The Federal Open Market Committee (FOMC) has already lowered its target interest rate by 25 basis points. This reduction reduces that rate down to a 3.75% to 4.0% range. This decision is consistent with the committee’s view of a changing balance of risks toward a negative risk to employment versus inflation. Certainly, the recent FOMC meeting provided clues with a very clear 10-0 vote on the coming rate cut. Only ten members voted for the cut, while two voted against the motion to cut. Chairman Jerome Powell underscored that the committee is at an impasse in regard to addressing the unprecedented economic situation. Most importantly, they pay special attention to whether to adopt preventive cuts in advance.
Powell’s remarks underscored a stark split on the committee. Some members advocated for preemptive rate cuts to safeguard against risks to employment, while others cautioned that such moves could exacerbate already escalating inflation. To emphasize, he added that this persistent distinction is important. The Fed needs to consider it as they begin to make plans for their next meeting in December.
Deliberations Within the FOMC
In delivering his remarks, Powell unmistakably sought to put distance between himself and the board’s more hawkish members. He agreed with their frustrations but maintained that a careful approach is necessary given current economic signs. Make no mistake—the Fed is undertaking an unprecedented and difficult challenge. On top of that, it has to operate in the dark due to the recent government shutdown, which has cut off access to critical, timely economic information. As it stands, the FOMC relies on alternative metrics, such as private data from ADP and insights from the Beige Book, rather than more recent official reports.
The committee’s most recent official data point is still the August employment survey. At present, they have to depend on secondhand intelligence to inform their decision-making. Powell reiterated that in the absence of consistent new data we need to be cautious in judging the state of the economy and how we should change policy. He is dedicated to leaving options available before the new meeting date. This two-pronged approach focuses on the Fed’s determination to stay ahead of rapidly evolving economic realities.
Economic Projections and Challenges Ahead
The FOMC’s decision comes as growth seems to be stubbornly strong. Recent estimates indicate that GDP growth may reach an annualized rate of 2.9% for the third quarter. The Atlanta Fed’s GDPNow is even more sanguine, calling for growth of 3.9%. Pre-shutdown Powell also recognized that there was “somewhat firmer than expected” growth path that adds a layer of complication when forecasting going forward.

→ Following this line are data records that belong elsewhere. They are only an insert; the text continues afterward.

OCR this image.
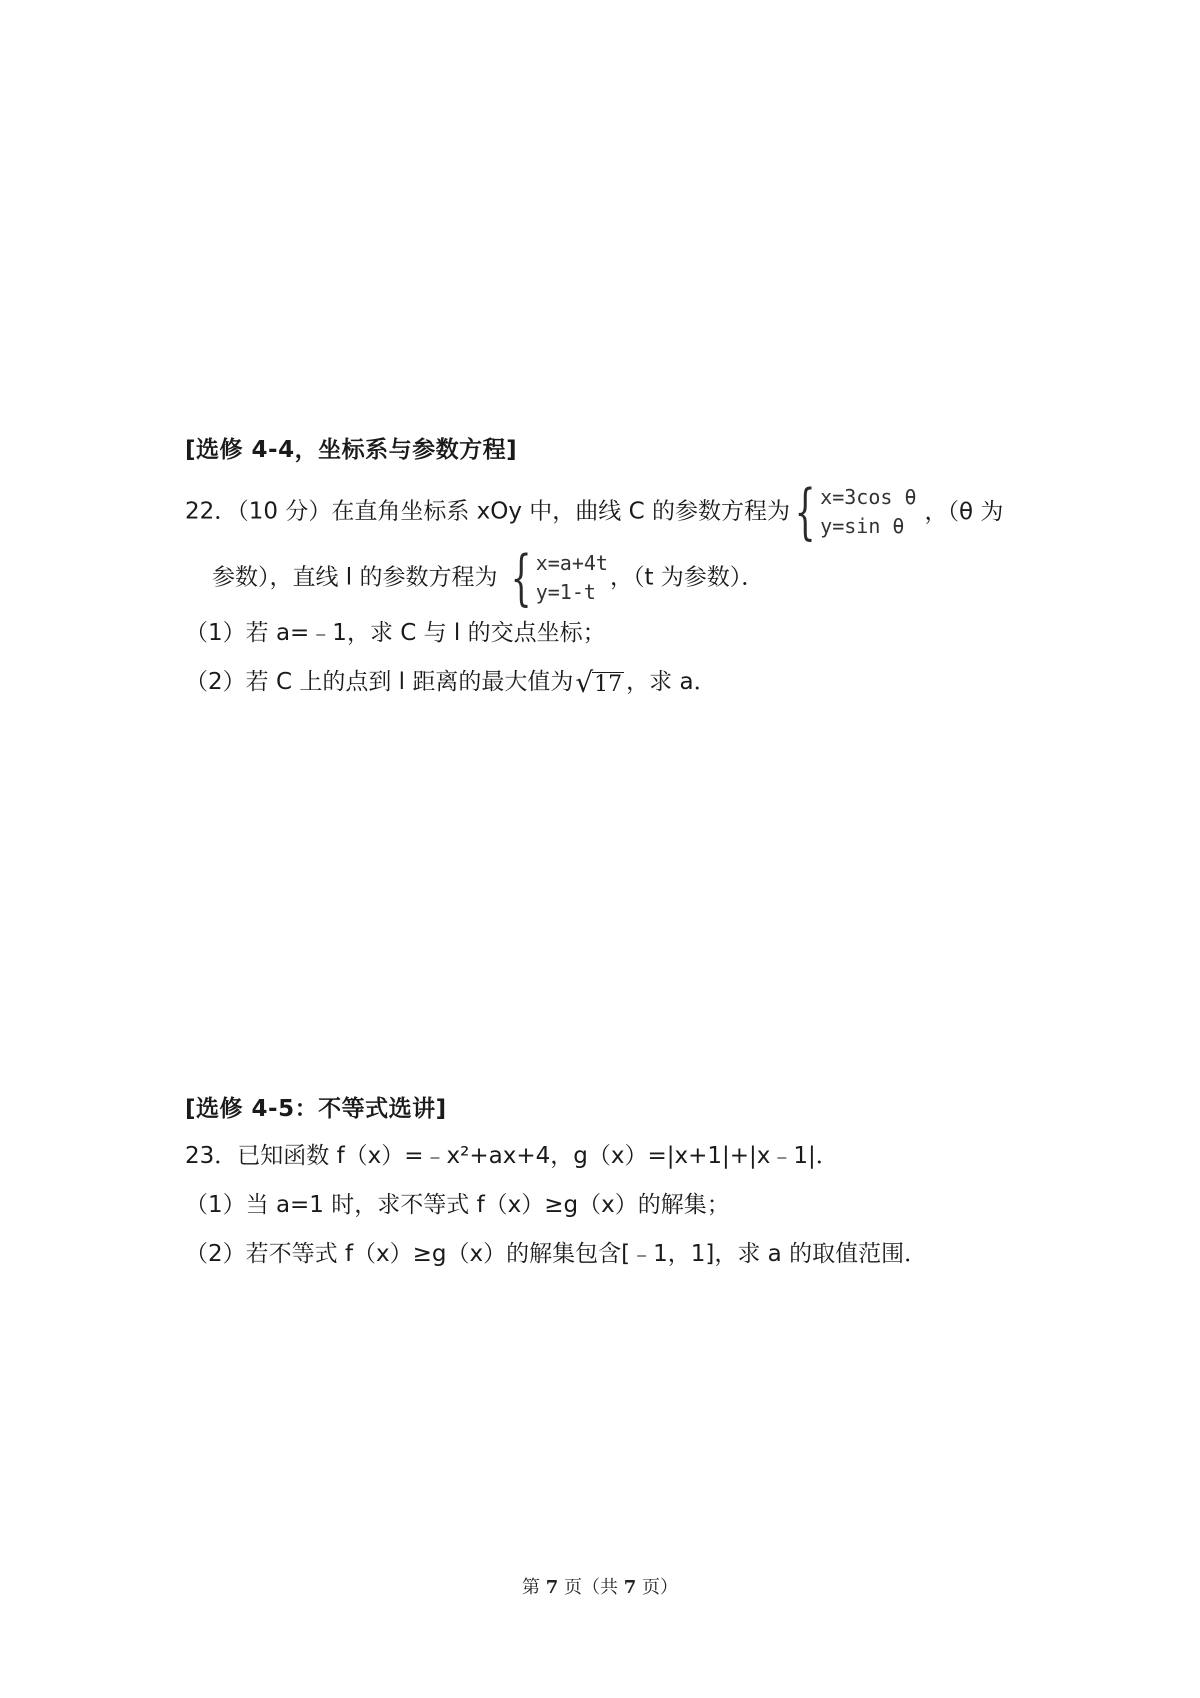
[选修 4-4，坐标系与参数方程]
22．（10 分）在直角坐标系 xOy 中，曲线 C 的参数方程为 { x=3cos θ
y=sin θ
，（θ 为
参数），直线 l 的参数方程为 { x=a+4t
y=1-t
，（t 为参数）．
（1）若 a=﹣1，求 C 与 l 的交点坐标；
（2）若 C 上的点到 l 距离的最大值为 √ 17 ，求 a．
[选修 4-5：不等式选讲]
23．已知函数 f（x）=﹣x²+ax+4，g（x）=|x+1|+|x﹣1|．
（1）当 a=1 时，求不等式 f（x）≥g（x）的解集；
（2）若不等式 f（x）≥g（x）的解集包含[﹣1，1]，求 a 的取值范围．
第 7 页（共 7 页）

In December, the FOMC will review the SEP. This task has proven difficult in recent years due to lack of data. The committee foresees one additional cut of 25 basis points as probably necessary. This decision is motivated by their wish to prioritize employment, more so as inflation expectations for future quarters have been pushed lower. This spike in energy prices represents a severe economic stress test and politically fraught consequences for the Fed’s intervention.
Inflation Concerns and Market Reactions
Just when you thought inflation was over and done with, the most recent Consumer Price Index (CPI) figures have caused analysts to rethink their predictions. They’ve lowered their peak inflation expectation — to 3.4% y-o-y by Q2 2026, from their prior 3.6% forecast. Core inflation forecast revisions have gone the same way, down from 3.7% to 3.3%. These adjustments signal a desire to remain ahead of an inflation surprise or develop trend that might require greater tightening of monetary policy.
Powell characterized the overall monetary policy posture as “moderately restrictive.” He agreed that there is need for more cuts, but emphasized that care must be taken. The Fed aims to steer monetary policy closer to neutrality, balancing between fostering employment and controlling inflation.